6. RECONSTRUCTION & WORKING THROUGH-
As you become more functional, your mind starts working again, and you will find yourself seeking realistic solutions to problems posed by life without your loved one. You will start to work on practical and financial problems and reconstructing yourself and your life without him or her.
7. ACCEPTANCE & HOPE-
During this, the last of the seven stages in this grief model, you learn to accept and deal with the reality of your situation. Acceptance does not necessarily mean instant happiness. Given the pain and turmoil you have experienced, you can never return to the carefree, untroubled YOU that existed before this tragedy. But you will find a way forward.
You will start to look forward and actually plan things for the future. Eventually, you will be able to think about your lost loved one without pain; sadness, yes, but the wrenching pain will be gone. You will once again anticipate some good times to come, and yes, even find joy again in the experience of living.



Comments by Charles
Identification of these stages of grief has proved helpful in understanding our own feelings. But each individual will discover that these actions and emotions do not come to everyone in the same way. The order might be changed. Some stages might appear to be absent. Several feelings will pile upon each other. The bereaved person may become confused about it all.

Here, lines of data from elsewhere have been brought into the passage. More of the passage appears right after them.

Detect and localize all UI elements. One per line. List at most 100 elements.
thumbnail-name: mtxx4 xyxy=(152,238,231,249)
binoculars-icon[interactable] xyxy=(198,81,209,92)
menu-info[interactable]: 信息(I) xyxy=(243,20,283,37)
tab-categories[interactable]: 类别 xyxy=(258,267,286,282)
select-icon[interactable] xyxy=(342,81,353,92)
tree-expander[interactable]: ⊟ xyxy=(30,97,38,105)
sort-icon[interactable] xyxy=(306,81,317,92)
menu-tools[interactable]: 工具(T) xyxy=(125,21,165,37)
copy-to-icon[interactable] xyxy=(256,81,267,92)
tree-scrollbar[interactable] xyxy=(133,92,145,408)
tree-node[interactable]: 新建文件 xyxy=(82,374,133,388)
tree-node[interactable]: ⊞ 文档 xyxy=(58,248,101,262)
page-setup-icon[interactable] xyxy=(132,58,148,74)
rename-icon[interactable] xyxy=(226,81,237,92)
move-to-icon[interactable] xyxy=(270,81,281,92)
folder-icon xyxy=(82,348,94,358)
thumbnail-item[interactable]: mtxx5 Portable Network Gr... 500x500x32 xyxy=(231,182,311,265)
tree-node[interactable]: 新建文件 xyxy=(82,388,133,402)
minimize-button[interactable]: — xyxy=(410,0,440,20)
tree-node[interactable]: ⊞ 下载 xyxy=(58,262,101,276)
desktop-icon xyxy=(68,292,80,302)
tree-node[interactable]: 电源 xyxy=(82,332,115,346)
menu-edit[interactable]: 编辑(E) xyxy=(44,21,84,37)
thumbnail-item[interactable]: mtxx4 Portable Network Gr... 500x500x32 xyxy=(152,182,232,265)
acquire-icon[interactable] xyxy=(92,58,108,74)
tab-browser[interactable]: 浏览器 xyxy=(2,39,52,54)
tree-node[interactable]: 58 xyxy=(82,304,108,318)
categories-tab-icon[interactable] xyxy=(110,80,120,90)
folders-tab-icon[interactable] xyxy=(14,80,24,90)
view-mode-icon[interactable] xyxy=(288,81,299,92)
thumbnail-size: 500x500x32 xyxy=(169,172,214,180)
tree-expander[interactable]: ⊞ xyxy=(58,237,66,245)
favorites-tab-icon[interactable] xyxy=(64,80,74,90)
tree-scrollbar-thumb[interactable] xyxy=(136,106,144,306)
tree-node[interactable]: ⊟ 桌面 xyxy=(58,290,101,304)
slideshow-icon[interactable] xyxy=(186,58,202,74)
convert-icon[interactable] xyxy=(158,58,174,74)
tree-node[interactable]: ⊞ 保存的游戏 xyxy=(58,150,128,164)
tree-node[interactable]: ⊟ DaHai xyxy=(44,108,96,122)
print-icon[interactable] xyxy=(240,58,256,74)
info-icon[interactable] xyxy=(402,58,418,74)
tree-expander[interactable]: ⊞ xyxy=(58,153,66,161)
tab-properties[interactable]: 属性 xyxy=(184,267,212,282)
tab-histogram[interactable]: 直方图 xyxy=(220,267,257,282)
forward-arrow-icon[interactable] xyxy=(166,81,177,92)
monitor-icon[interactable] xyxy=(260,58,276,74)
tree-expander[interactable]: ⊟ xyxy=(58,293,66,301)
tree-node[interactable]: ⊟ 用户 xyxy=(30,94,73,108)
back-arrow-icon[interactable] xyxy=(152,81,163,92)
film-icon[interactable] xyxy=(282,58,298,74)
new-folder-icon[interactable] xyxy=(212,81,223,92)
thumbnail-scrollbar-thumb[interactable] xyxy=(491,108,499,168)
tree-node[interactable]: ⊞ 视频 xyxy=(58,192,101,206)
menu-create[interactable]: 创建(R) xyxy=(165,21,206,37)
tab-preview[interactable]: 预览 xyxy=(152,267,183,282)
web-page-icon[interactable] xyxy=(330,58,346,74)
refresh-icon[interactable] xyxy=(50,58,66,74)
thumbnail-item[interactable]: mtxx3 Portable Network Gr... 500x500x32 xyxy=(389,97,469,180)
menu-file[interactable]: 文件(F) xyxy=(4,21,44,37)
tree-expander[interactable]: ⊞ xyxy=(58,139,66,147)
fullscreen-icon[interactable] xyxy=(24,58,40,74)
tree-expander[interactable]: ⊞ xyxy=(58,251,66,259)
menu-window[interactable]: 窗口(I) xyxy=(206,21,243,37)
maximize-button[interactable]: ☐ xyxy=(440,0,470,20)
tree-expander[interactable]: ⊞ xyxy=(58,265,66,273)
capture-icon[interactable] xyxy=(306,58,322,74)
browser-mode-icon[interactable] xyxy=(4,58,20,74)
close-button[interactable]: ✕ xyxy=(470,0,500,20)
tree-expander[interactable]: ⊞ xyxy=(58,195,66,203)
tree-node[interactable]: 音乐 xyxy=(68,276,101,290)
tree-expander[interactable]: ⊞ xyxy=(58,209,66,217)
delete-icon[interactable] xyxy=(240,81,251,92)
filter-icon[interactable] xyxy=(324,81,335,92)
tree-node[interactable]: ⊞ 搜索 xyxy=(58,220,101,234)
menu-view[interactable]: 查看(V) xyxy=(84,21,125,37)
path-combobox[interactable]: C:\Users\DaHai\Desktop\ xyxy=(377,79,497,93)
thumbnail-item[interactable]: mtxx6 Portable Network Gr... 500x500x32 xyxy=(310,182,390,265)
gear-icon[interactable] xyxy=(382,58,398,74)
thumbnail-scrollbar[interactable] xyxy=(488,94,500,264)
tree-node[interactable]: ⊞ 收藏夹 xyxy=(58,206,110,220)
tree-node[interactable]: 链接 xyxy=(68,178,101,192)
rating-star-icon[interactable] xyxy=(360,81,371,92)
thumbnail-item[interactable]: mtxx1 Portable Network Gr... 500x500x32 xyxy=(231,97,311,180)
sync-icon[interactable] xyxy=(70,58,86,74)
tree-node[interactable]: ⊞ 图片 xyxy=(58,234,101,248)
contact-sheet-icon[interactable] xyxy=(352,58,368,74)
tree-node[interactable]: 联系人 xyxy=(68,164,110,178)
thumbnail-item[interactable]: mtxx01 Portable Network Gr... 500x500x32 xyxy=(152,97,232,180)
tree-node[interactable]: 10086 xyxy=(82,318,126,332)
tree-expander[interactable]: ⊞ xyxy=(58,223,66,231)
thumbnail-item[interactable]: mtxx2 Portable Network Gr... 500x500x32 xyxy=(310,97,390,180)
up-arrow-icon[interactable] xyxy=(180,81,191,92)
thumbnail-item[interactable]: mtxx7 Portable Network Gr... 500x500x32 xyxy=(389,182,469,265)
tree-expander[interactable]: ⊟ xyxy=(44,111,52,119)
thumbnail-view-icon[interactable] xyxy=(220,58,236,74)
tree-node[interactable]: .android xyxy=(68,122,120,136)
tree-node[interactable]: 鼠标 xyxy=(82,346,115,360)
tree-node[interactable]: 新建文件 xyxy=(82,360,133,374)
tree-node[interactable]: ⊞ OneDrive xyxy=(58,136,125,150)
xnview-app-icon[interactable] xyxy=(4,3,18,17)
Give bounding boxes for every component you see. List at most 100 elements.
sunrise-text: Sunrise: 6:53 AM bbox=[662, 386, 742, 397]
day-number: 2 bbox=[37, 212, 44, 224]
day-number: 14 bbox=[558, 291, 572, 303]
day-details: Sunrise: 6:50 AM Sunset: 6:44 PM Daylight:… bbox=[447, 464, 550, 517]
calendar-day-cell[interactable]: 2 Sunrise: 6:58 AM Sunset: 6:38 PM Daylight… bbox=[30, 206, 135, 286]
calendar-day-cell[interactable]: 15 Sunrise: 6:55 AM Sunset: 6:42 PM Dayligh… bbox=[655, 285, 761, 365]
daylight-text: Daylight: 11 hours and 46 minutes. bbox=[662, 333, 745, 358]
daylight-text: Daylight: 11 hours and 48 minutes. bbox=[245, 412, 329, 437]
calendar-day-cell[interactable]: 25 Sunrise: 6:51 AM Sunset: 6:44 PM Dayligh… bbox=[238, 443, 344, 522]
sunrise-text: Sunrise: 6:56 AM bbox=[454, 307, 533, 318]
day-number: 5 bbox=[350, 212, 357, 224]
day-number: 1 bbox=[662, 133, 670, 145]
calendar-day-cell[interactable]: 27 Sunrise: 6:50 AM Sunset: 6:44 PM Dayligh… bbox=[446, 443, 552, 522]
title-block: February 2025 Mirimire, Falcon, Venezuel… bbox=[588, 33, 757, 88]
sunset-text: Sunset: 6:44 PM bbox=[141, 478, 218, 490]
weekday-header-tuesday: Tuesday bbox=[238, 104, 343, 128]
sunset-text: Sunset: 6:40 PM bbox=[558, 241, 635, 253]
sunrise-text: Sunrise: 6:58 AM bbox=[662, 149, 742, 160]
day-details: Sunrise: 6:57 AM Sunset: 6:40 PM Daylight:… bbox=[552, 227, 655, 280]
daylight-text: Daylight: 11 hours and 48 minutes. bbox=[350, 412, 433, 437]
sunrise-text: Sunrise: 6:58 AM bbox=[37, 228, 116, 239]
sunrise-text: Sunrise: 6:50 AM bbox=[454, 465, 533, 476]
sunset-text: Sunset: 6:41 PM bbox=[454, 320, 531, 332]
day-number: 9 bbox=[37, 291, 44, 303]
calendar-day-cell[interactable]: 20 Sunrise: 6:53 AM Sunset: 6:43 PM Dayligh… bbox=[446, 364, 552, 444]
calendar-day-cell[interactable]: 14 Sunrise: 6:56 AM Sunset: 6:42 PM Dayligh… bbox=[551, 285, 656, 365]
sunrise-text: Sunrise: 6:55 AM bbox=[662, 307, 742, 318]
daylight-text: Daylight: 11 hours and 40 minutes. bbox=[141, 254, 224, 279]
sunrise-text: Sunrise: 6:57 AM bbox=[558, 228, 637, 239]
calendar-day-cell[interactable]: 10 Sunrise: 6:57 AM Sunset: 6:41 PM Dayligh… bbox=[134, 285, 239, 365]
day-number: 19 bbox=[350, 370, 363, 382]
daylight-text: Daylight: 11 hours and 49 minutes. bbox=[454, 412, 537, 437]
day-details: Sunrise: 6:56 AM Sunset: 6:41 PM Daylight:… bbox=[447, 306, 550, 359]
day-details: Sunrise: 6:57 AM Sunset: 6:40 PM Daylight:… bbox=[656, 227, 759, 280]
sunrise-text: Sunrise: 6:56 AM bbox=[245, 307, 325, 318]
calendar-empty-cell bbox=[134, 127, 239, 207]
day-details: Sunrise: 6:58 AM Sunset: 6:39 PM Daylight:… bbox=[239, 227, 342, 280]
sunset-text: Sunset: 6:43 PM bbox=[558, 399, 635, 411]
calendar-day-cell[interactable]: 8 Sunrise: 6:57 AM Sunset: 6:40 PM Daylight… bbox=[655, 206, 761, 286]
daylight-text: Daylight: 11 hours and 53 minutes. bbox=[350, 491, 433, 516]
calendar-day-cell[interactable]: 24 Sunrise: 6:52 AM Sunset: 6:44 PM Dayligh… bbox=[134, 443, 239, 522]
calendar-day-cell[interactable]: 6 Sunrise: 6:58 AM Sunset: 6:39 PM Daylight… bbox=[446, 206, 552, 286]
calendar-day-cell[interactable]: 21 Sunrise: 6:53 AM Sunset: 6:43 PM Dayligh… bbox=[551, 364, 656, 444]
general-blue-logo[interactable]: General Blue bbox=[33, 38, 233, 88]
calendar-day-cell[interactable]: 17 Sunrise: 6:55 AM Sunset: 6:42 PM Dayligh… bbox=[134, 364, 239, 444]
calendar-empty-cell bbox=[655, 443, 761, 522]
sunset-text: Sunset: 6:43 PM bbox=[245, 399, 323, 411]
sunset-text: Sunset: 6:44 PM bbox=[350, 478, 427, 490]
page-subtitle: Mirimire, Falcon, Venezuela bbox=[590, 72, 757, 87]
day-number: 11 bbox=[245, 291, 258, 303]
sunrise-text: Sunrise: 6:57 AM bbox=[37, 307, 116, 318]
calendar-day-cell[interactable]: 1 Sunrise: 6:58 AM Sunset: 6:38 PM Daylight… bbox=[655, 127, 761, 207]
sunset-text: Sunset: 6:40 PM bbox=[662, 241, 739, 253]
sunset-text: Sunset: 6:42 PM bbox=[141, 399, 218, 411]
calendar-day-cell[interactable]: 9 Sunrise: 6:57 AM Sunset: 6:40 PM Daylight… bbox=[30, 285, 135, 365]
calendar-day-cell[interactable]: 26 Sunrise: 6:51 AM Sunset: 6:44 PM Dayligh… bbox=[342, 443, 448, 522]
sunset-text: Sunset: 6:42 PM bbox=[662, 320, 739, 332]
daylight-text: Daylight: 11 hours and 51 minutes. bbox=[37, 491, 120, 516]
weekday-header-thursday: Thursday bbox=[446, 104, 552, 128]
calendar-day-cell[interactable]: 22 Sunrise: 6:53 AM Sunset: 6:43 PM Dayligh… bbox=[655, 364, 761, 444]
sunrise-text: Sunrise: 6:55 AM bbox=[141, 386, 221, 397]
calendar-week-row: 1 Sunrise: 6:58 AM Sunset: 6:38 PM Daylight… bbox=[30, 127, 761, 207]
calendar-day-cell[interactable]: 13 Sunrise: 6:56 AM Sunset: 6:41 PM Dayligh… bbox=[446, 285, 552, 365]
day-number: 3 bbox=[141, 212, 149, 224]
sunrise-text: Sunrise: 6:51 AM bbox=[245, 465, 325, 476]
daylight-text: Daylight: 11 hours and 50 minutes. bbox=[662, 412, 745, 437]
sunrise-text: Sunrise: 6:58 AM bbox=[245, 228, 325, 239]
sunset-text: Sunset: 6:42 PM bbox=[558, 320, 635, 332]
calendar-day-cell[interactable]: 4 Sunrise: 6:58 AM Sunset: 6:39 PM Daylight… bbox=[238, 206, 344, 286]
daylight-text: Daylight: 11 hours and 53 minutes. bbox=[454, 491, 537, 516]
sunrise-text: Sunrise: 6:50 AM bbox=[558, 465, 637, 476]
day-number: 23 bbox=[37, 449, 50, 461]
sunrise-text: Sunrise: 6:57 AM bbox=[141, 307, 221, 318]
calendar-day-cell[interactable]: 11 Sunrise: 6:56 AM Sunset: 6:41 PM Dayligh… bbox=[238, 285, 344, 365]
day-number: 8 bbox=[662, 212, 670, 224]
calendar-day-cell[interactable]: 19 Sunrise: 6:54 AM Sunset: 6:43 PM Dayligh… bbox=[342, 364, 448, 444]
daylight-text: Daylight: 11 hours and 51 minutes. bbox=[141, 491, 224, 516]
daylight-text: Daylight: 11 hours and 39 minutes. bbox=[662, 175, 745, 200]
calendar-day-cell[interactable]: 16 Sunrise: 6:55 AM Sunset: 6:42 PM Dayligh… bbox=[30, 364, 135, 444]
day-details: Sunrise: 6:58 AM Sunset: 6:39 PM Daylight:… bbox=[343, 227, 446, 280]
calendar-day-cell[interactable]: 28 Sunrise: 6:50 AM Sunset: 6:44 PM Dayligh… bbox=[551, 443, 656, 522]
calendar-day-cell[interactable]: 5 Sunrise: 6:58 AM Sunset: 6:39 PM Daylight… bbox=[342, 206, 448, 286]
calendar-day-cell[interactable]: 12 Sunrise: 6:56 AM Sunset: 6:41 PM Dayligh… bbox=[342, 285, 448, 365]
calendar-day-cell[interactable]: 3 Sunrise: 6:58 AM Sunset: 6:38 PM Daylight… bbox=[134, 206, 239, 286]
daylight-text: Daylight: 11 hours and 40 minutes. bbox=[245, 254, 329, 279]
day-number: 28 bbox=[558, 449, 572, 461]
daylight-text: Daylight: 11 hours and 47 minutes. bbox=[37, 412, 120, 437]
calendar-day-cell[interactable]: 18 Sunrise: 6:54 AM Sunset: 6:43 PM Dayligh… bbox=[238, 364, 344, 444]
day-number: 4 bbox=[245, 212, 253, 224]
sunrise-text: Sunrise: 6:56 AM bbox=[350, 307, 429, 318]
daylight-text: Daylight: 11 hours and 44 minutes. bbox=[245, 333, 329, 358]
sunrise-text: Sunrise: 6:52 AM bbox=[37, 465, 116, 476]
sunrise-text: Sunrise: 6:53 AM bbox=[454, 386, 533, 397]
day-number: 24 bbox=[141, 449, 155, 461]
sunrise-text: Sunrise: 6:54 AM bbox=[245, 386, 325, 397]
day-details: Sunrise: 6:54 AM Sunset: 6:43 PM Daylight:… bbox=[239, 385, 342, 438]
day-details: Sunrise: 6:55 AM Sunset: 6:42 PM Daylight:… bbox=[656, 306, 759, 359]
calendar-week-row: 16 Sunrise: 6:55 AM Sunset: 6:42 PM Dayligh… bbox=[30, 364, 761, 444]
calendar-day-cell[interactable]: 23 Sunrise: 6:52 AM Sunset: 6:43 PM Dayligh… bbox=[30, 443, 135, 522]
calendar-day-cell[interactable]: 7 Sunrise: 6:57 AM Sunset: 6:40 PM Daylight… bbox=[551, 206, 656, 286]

It seems to me that feelings of grief come to a person like waves on the seashore. There is a period of calm, followed by disappearance of the pain, then suddenly the giant wave comes crashing down.
Periods of despair seem to come out of thin air, out of nowhere with no logical reason. Emotions become tangled up with each other and the grieving person finds it very difficult to explain how he or she feels.
It also seems to me that although time gradually lessens the pain, it never really goes away completely. Loss of someone we love never completely heals, at least that’s the way it looks to me.
Perhaps a special day for awareness of grief on the part of others is something good that will awaken compassion within us, at least temporarily freeing us from our many problems, as we focus on others.